If the rand remains stable, local fuel price could see at least one more cut – just in time for South Africa’s peak travel season.
“There will almost certainly be a decrease in petrol prices in December. Our forecast models are showing a 60 cent per litre drop, allowing for a small margin of error,” explains Jayson Dunne, head of commodities at Bastion Advisory. “Though, what we saw in April is unlikely to be repeated. We won’t see oil prices dip to the lower $20 mark again.”
Dunne added that global markets had learnt from the April crash and had since adjusted to better regulate supply. Similarly, secondary lockdowns are not expected to be as severe as before, with freight and trade unlikely to be halted.
While pressure at the pumps has been alleviated in 2020, motorists have been warned of looming fuel levy increases. The general fuel levy currently accounts for R3.77 for every litre of petrol purchased, while the Road Accident Fund (RAF) siphons a further R2.07.

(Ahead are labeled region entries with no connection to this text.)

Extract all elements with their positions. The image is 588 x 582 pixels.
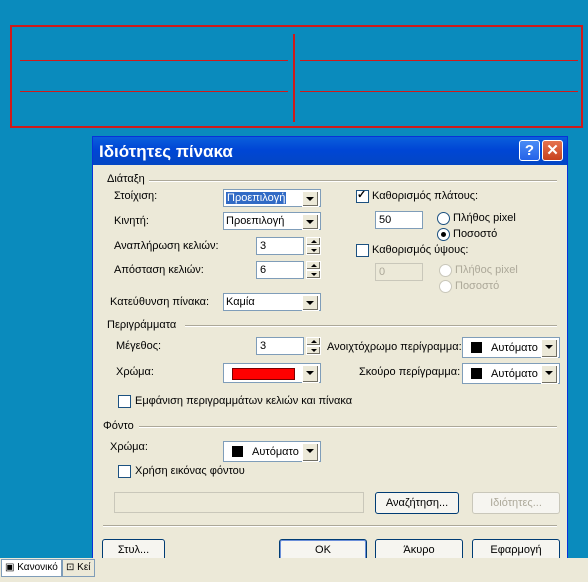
border-color-swatch — [232, 368, 295, 380]
chevron-down-icon[interactable] — [302, 214, 319, 230]
tab-normal-label: Κανονικό — [17, 562, 58, 573]
table-row-divider — [20, 91, 288, 92]
width-pixels-radio[interactable] — [437, 212, 450, 225]
height-pixels-label: Πλήθος pixel — [455, 264, 518, 276]
tab-html[interactable]: ⊡ Κεί — [62, 559, 95, 577]
cell-padding-label: Αναπλήρωση κελιών: — [114, 240, 219, 252]
spin-down-icon[interactable] — [306, 246, 321, 255]
cell-spacing-value: 6 — [260, 264, 267, 276]
background-group-label: Φόντο — [103, 420, 134, 432]
height-input[interactable]: 0 — [375, 263, 423, 281]
color-swatch — [471, 368, 482, 379]
background-color-value: Αυτόματο — [252, 446, 299, 458]
cell-padding-spinner[interactable] — [306, 237, 321, 255]
table-column-divider — [293, 34, 295, 122]
width-pixels-label: Πλήθος pixel — [453, 212, 516, 224]
background-color-select[interactable]: Αυτόματο — [223, 441, 321, 462]
browse-button[interactable]: Αναζήτηση... — [375, 492, 459, 514]
height-value: 0 — [379, 266, 386, 278]
chevron-down-icon[interactable] — [541, 339, 558, 358]
tab-normal[interactable]: ▣ Κανονικό — [1, 559, 62, 577]
width-value: 50 — [379, 214, 392, 226]
table-row-divider — [300, 91, 578, 92]
cell-padding-value: 3 — [260, 240, 267, 252]
border-size-spinner[interactable] — [306, 337, 321, 355]
spin-down-icon[interactable] — [306, 346, 321, 355]
color-swatch — [471, 342, 482, 353]
show-borders-label: Εμφάνιση περιγραμμάτων κελιών και πίνακα — [135, 395, 353, 407]
table-properties-dialog: Ιδιότητες πίνακα ? ✕ Διάταξη Στοίχιση: Π… — [92, 136, 568, 568]
float-value: Προεπιλογή — [226, 215, 285, 227]
light-border-label: Ανοιχτόχρωμο περίγραμμα: — [327, 341, 462, 353]
cell-padding-input[interactable]: 3 — [256, 237, 304, 255]
use-bg-image-checkbox[interactable] — [118, 465, 131, 478]
float-label: Κινητή: — [114, 215, 149, 227]
height-percent-label: Ποσοστό — [455, 280, 500, 292]
height-percent-radio[interactable] — [439, 280, 452, 293]
show-borders-checkbox[interactable] — [118, 395, 131, 408]
alignment-value: Προεπιλογή — [226, 192, 287, 204]
specify-height-checkbox[interactable] — [356, 244, 369, 257]
specify-height-label: Καθορισμός ύψους: — [372, 244, 469, 256]
view-tabs-bar: ▣ Κανονικό ⊡ Κεί — [0, 558, 588, 582]
spin-down-icon[interactable] — [306, 270, 321, 279]
cell-spacing-label: Απόσταση κελιών: — [114, 264, 204, 276]
specify-width-checkbox[interactable] — [356, 188, 369, 203]
chevron-down-icon[interactable] — [302, 365, 319, 383]
direction-value: Καμία — [226, 296, 255, 308]
chevron-down-icon[interactable] — [302, 443, 319, 462]
border-size-label: Μέγεθος: — [116, 340, 162, 352]
direction-label: Κατεύθυνση πίνακα: — [110, 296, 210, 308]
border-size-input[interactable]: 3 — [256, 337, 304, 355]
alignment-label: Στοίχιση: — [114, 190, 158, 202]
color-swatch — [232, 446, 243, 457]
background-color-label: Χρώμα: — [110, 441, 148, 453]
spin-up-icon[interactable] — [306, 337, 321, 346]
border-color-label: Χρώμα: — [116, 366, 154, 378]
width-percent-label: Ποσοστό — [453, 228, 498, 240]
float-select[interactable]: Προεπιλογή — [223, 212, 321, 230]
light-border-value: Αυτόματο — [491, 342, 538, 354]
chevron-down-icon[interactable] — [541, 365, 558, 384]
layout-separator — [149, 180, 557, 182]
table-row-divider — [300, 60, 578, 61]
table-row-divider — [20, 60, 288, 61]
border-size-value: 3 — [260, 340, 267, 352]
width-input[interactable]: 50 — [375, 211, 423, 229]
footer-separator — [103, 525, 557, 527]
spin-up-icon[interactable] — [306, 261, 321, 270]
cell-spacing-input[interactable]: 6 — [256, 261, 304, 279]
document-table[interactable] — [10, 25, 583, 128]
normal-view-icon: ▣ — [5, 562, 15, 573]
height-pixels-radio[interactable] — [439, 264, 452, 277]
layout-group-label: Διάταξη — [107, 173, 145, 185]
close-button[interactable]: ✕ — [542, 140, 563, 161]
chevron-down-icon[interactable] — [302, 191, 319, 207]
borders-group-label: Περιγράμματα — [107, 319, 177, 331]
dark-border-label: Σκούρο περίγραμμα: — [359, 366, 461, 378]
width-percent-radio[interactable] — [437, 228, 450, 241]
properties-button[interactable]: Ιδιότητες... — [472, 492, 560, 514]
background-separator — [139, 426, 557, 428]
spin-up-icon[interactable] — [306, 237, 321, 246]
dark-border-value: Αυτόματο — [491, 368, 538, 380]
borders-separator — [185, 325, 557, 327]
help-button[interactable]: ? — [519, 140, 540, 161]
tab-html-label: Κεί — [77, 562, 91, 573]
specify-width-label: Καθορισμός πλάτους: — [372, 190, 479, 202]
dark-border-select[interactable]: Αυτόματο — [462, 363, 560, 384]
cell-spacing-spinner[interactable] — [306, 261, 321, 279]
border-color-select[interactable] — [223, 363, 321, 383]
html-view-icon: ⊡ — [66, 562, 75, 573]
dialog-titlebar[interactable]: Ιδιότητες πίνακα ? ✕ — [93, 137, 567, 165]
alignment-select[interactable]: Προεπιλογή — [223, 189, 321, 207]
direction-select[interactable]: Καμία — [223, 293, 321, 311]
dialog-title: Ιδιότητες πίνακα — [99, 142, 233, 161]
light-border-select[interactable]: Αυτόματο — [462, 337, 560, 358]
use-bg-image-label: Χρήση εικόνας φόντου — [135, 465, 245, 477]
chevron-down-icon[interactable] — [302, 295, 319, 311]
bg-image-path-input[interactable] — [114, 492, 364, 513]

Finance Minister Tito Mboweni, who recently alluded to tax increases during his Medium Term Budget Policy Statement, is expected to raise both the general fuel levy and RAF tax to recoup losses inflicted on government’s coffers during the costly lockdown period.
Mboweni will reveal details of the fuel levy increases during his 2021 Budget Speech, expected to be delivered to Parliament in February. Changes to both levies will come into effect in April 2021.